В подавленном настроении Ермунн засунул в духовку еще одну пиццу. Так или иначе, ему нужно попробовать снять с себя это бремя, сообщить то, что ему известно, властям. Но поверит ли ему кто-нибудь, поймет ли и прислушается ли? Сомнительно, очень сомнительно. Если даже хаделаннское убийство не склонило власти к тому, чтобы всерьез задуматься о принятии закона, который бы запретил деятельность неофашистов, что же говорить о его случае ?
Если бы был жив Эмиль Золя… Его язвительное перо никого бы не оставило равнодушным. Он мог бы написать второй памфлет «Я обвиняю!». От лица евреев, пакистанцев, жертв бомб и зверски убитых молодых людей. Но Эмиль Золя умер в 1902 году.
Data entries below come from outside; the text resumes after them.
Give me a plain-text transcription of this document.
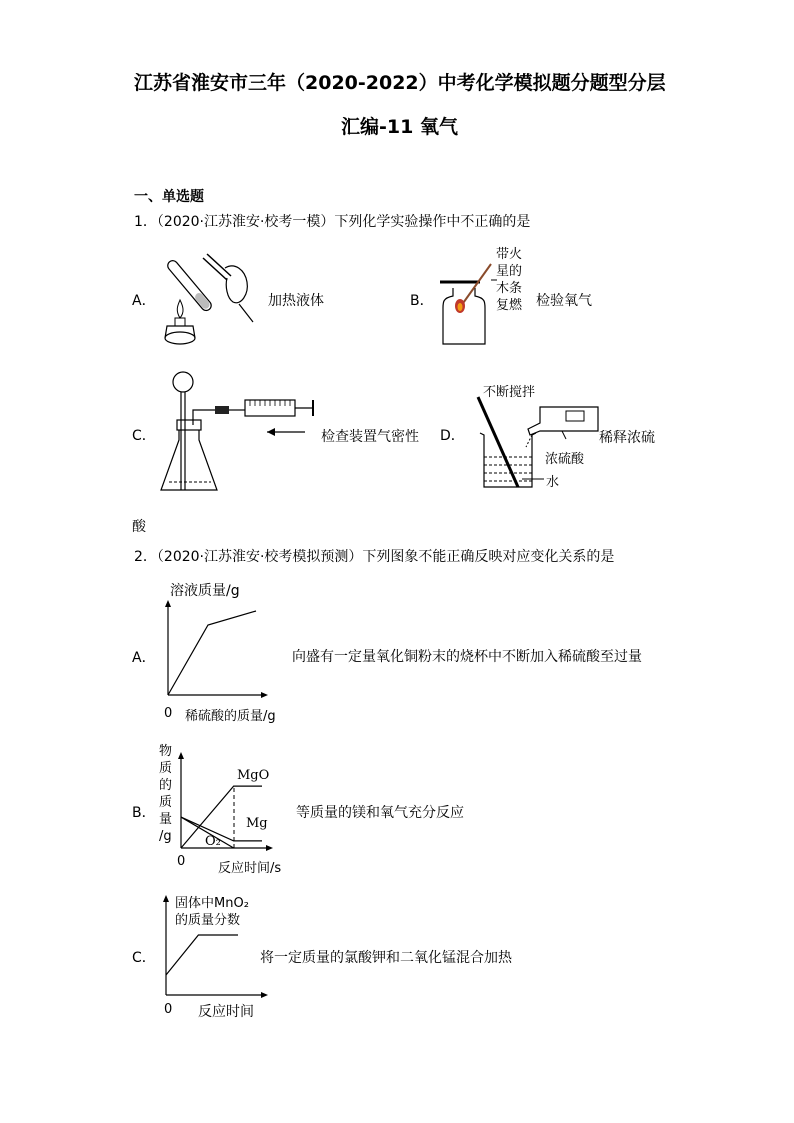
江苏省淮安市三年（2020-2022）中考化学模拟题分题型分层
汇编-11 氧气
一、单选题
1．（2020·江苏淮安·校考一模）下列化学实验操作中不正确的是
A．	加热液体	B．
带火
星的
木条
复燃 检验氧气
C．	检查装置气密性 D．
不断搅拌
稀释浓硫
浓硫酸
水
酸
2．（2020·江苏淮安·校考模拟预测）下列图象不能正确反映对应变化关系的是
A．
溶液质量/g
0 稀硫酸的质量/g
向盛有一定量氧化铜粉末的烧杯中不断加入稀硫酸至过量
B．
物
质
的
质
量
/g
MgO
Mg
O₂
0	反应时间/s
等质量的镁和氧气充分反应
C．
固体中MnO₂
的质量分数
0 反应时间
将一定质量的氯酸钾和二氧化锰混合加热
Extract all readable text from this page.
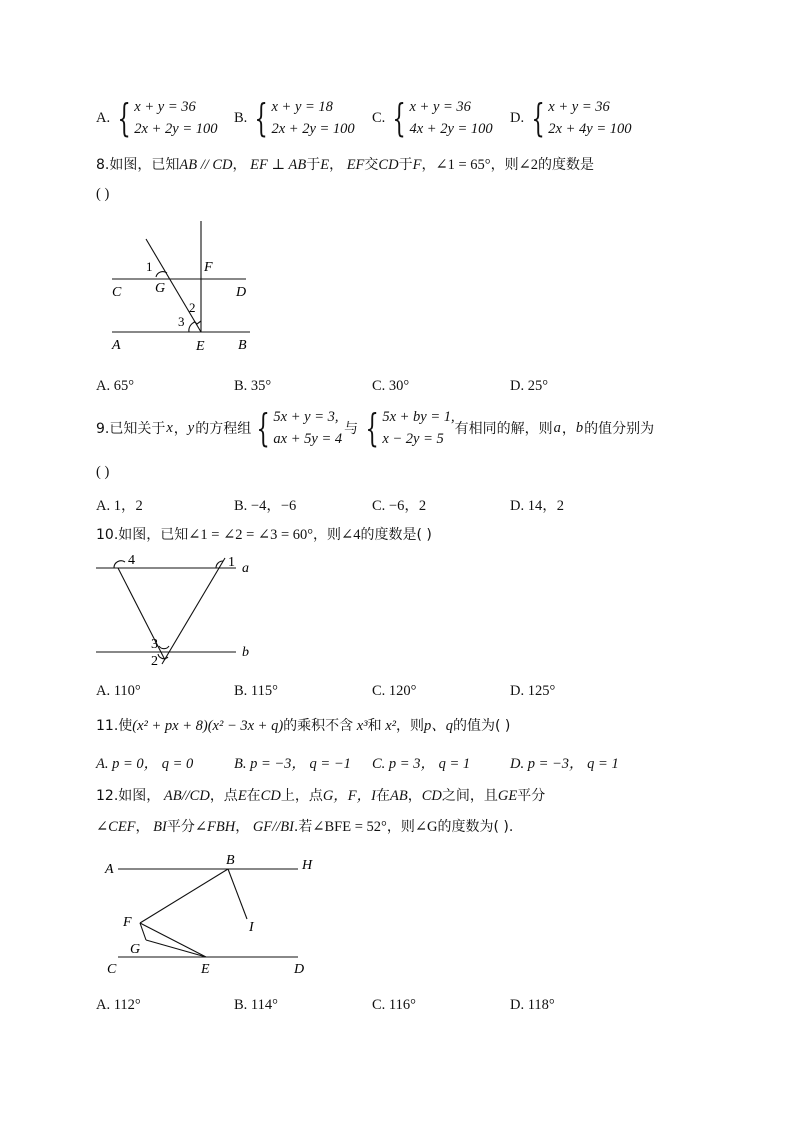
A. { x + y = 36
2x + 2y = 100
B. { x + y = 18
2x + 2y = 100
C. { x + y = 36
4x + 2y = 100
D. { x + y = 36
2x + 4y = 100
8.如图，已知AB // CD， EF ⊥ AB于E， EF交CD于F，∠1 = 65°，则∠2的度数是
( )
1	F
C G	D
2
3
A	E B
A. 65°	B. 35°	C. 30°	D. 25°
9.已知关于 x ， y 的方程组 { 5x + y = 3,
ax + 5y = 4
与 { 5x + by = 1,
x − 2y = 5
有相同的解，则 a ， b 的值分别为
( )
A. 1，2	B. −4，−6	C. −6，2	D. 14，2
10.如图，已知∠1 = ∠2 = ∠3 = 60°，则∠4的度数是( )
4	1 a
3
2
b
A. 110°	B. 115°	C. 120°	D. 125°
11.使(x² + px + 8)(x² − 3x + q)的乘积不含 x³和 x²，则p、q的值为( )
A. p = 0， q = 0	B. p = −3， q = −1 C. p = 3， q = 1	D. p = −3， q = 1
12.如图， AB//CD，点E在CD上，点G，F，I在AB，CD之间，且GE平分
∠CEF， BI平分∠FBH， GF//BI.若∠BFE = 52°，则∠G的度数为( ).
A
B	H
F	I
G
C	E	D
A. 112°	B. 114°	C. 116°	D. 118°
А ты, Ермунн Хаугард, несчастный столяр, – что делаешь ты? Вкушаешь пиццу и зачитываешься «Дядюшкой Освальдом». Строишь планы рыбалки, довольный тем, как много тебе удалось выяснить, и собираешься ради спасения собственной трусливой шкуры держать язык за зубами. Позор тебе, забейся скорее под ковер!
Он забился под ковер, вернее, запрятал туда свои сомнения. А потом еще попрыгал на нем, чтобы утрамбовать их, сделать плоскими, как блин. Он решился кое-что предпринять.
Следующие несколько дней Ермунн был занят лихорадочными приготовлениями. Он что-то записывал. По всей квартире валялись листы бумаги. Он ел пиццу и охотничий хлеб с салями, наворачивал датскую икру. Однажды он даже осмелился выйти в ближайший магазин запасти пива. Все шло благополучно. Пиво должно было способствовать предстоявшей ему трудной работе. На сон грядущий он читал Толкина, Брэдбери и Улава X. Хауге.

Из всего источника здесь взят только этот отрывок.